The intelligent recognition of objects is a basic prerequisite for individually controlling the automation process in versatile and highly flexible production. In the HAII4You Factory, the Industry 4.0 demonstrator, which serves as the testbed for the latest enabling technologies in Integrated Industry, for the 2019 Hannover Messe trade show HARTING has teamed with the German Research Center for Artificial Intelligence (DFKI) to implement object recognition on the MICA® by way of AI. Here, a camera and a trained system detect whether a correctly assembled product has been produced. In the event of faulty assembly, the MICA® intervenes directly in the production process. This testbed can be generalised to apply to numerous questions in a classic production environment. In the future, with the help of intelligent image recognition, defective parts will be able to be identified and permit the relevant process to be stopped or adjusted.
Compared to classification in which an incoming image in its entirety is classified into one or more categories with a certain probability, object recognition is similarly able to classify several objects within an image. To simplify this, the incoming image is divided into thousands of overlapping "subareas", each of which is classified individually. The likelihood of belonging to a particular class must exceed a threshold in order to be considered further. Spatially proximal “subareas” which belong together based on their classification are combined. Finally, each leftover subarea is assigned the most probable class. These can be visualised for humans for control purposes or integrated directly into existing processes via suitable interfaces.
Still, as an end user, how exactly do you arrive at a solution with the least possible expenditure of time and money? This starts with the choice of the edge device such as the HARTING MICA®. To use an edge device to deploy AI, a hybrid edge-Cloud architecture is used. For AI-based models to be used, they must be trained beforehand.
The artificial Deep Neural Network (DNN), which ultimately performs object detection, is trained on a server with at least one powerful graphics card within a virtual machine (VM). This VM can be executed both within the corresponding servers of Cloud providers as well as on on-premise servers if e.g. sensitive data cannot leave the Company Network.

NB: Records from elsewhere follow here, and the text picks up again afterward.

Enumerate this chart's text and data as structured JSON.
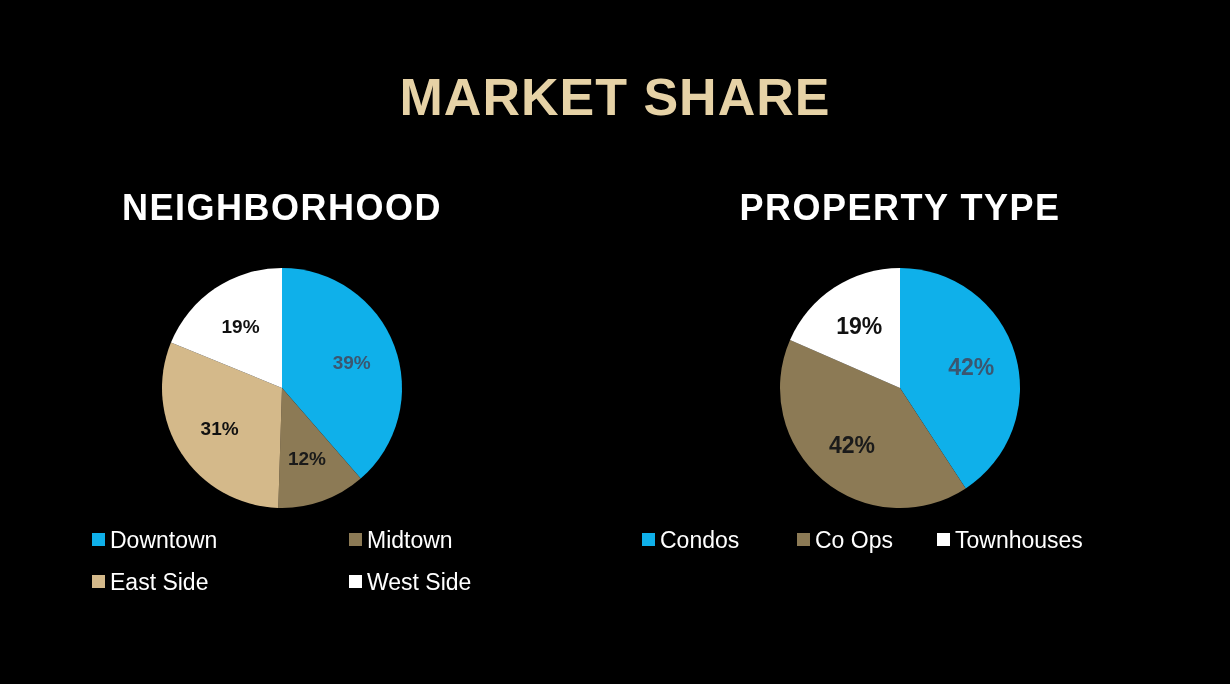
{
  "chart_data": [
    {
      "type": "other",
      "title": "MARKET SHARE"
    },
    {
      "type": "pie",
      "title": "NEIGHBORHOOD",
      "categories": [
        "Downtown",
        "Midtown",
        "East Side",
        "West Side"
      ],
      "values": [
        39,
        12,
        31,
        19
      ],
      "colors": [
        "#0fb0ea",
        "#8c7a55",
        "#d4b98a",
        "#ffffff"
      ],
      "value_labels": [
        "39%",
        "12%",
        "31%",
        "19%"
      ],
      "legend": "bottom"
    },
    {
      "type": "pie",
      "title": "PROPERTY TYPE",
      "categories": [
        "Condos",
        "Co Ops",
        "Townhouses"
      ],
      "values": [
        42,
        42,
        19
      ],
      "colors": [
        "#0fb0ea",
        "#8c7a55",
        "#ffffff"
      ],
      "value_labels": [
        "42%",
        "42%",
        "19%"
      ],
      "legend": "bottom"
    }
  ]
}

But before training can begin, a record with training and validation images must first be created. To do so, it is necessary to take at least 150 pictures of the corresponding objects for each class from different perspectives and distances with changing lighting and based on one’s own experience. In addition, at least some of the images should also contain several objects from other classes which may also partially overlap. This increases the robustness of AI-based object recognition, which, in contrast to classic manually programmed filters, can cope flexibly with a wide range of conditions.
All the images created must subsequently be labelled manually by marking all the objects in each individual image with a rectangle (a so-called bounding box) and assigning them to a class. This work step must be carried out very carefully since the data set created in this way forms the eventual training basis and determines the accuracy of object recognition.
The architecture of the DNN used also influences the achievable accuracy of object recognition. However, the limits here are set by the requirements of the application and the achievable inference speed on the edge device. Consequently, a compromise needs to be found between speed and accuracy. Depending on the selected architecture, the incoming images must be reduced in size. Common sizes are 224x224, 300x300 or 640x640 RGB pixels. It should be kept in mind that, within the same architecture family, larger input images can achieve higher accuracy at the cost of corresponding losses in Speed.
If, as in this example, one uses TensorFlow1 and the associated Object Detection API2, there are several models with different architectures available for download3. For example, these models are pre-trained on the COCO4 (Common Objects in COntext) dataset with 1000 different classes. For most industrial applications, however, this model needs to be adapted.
Here, the reusable "feature extraction" part of the pre-trained network is "frozen" according to a "transfer learning" procedure, so that this is unchangeable when making adjustments through post-training. The unusable classification part of the source network, on the other hand, is replaced by its own new classification part, which is trained with the previously created data set. Since only a part of the network has to be re-trained, the necessary computational effort is reduced considerably. This saves both time and costs.
After completing the training, the model in this example is converted to a TensorFlow Lite model, which in turn is executed inside a container through a TensorFlow Lite5 Run-Time. This container can - e.g. in the case of Azure - be provided as an "IoT Edge module" via Azure IoT Edge on the MICA. Alternatively, a container can also be provided via the local web interface of the MICA.
The model executed locally on the MICA now makes an inference service available. Using SOAP, images can be transferred from another service. The inference results are then provided in XML or JSON format. Additional services6 can be leveraged to transfer these via OPC UA, MQTT or supported fieldbus protocols to MES/ERP systems as well as Controllers.
DFKI ranks as Germany's leading business-oriented research institution in the field of innovative software technologies based on artificial intelligence methods. In the international scientific world, the DFKI is considered one of the most important “Centers of Excellence”. The research area Innovative Factory Systems (IFS) under the direction of Prof. Dr. Martin Ruskowski deals with research questions surrounding Industrie 4.0 and the factory of the future.
5 TensorFlow Lite is an embedded/mobile-optimised version of TensorFlow.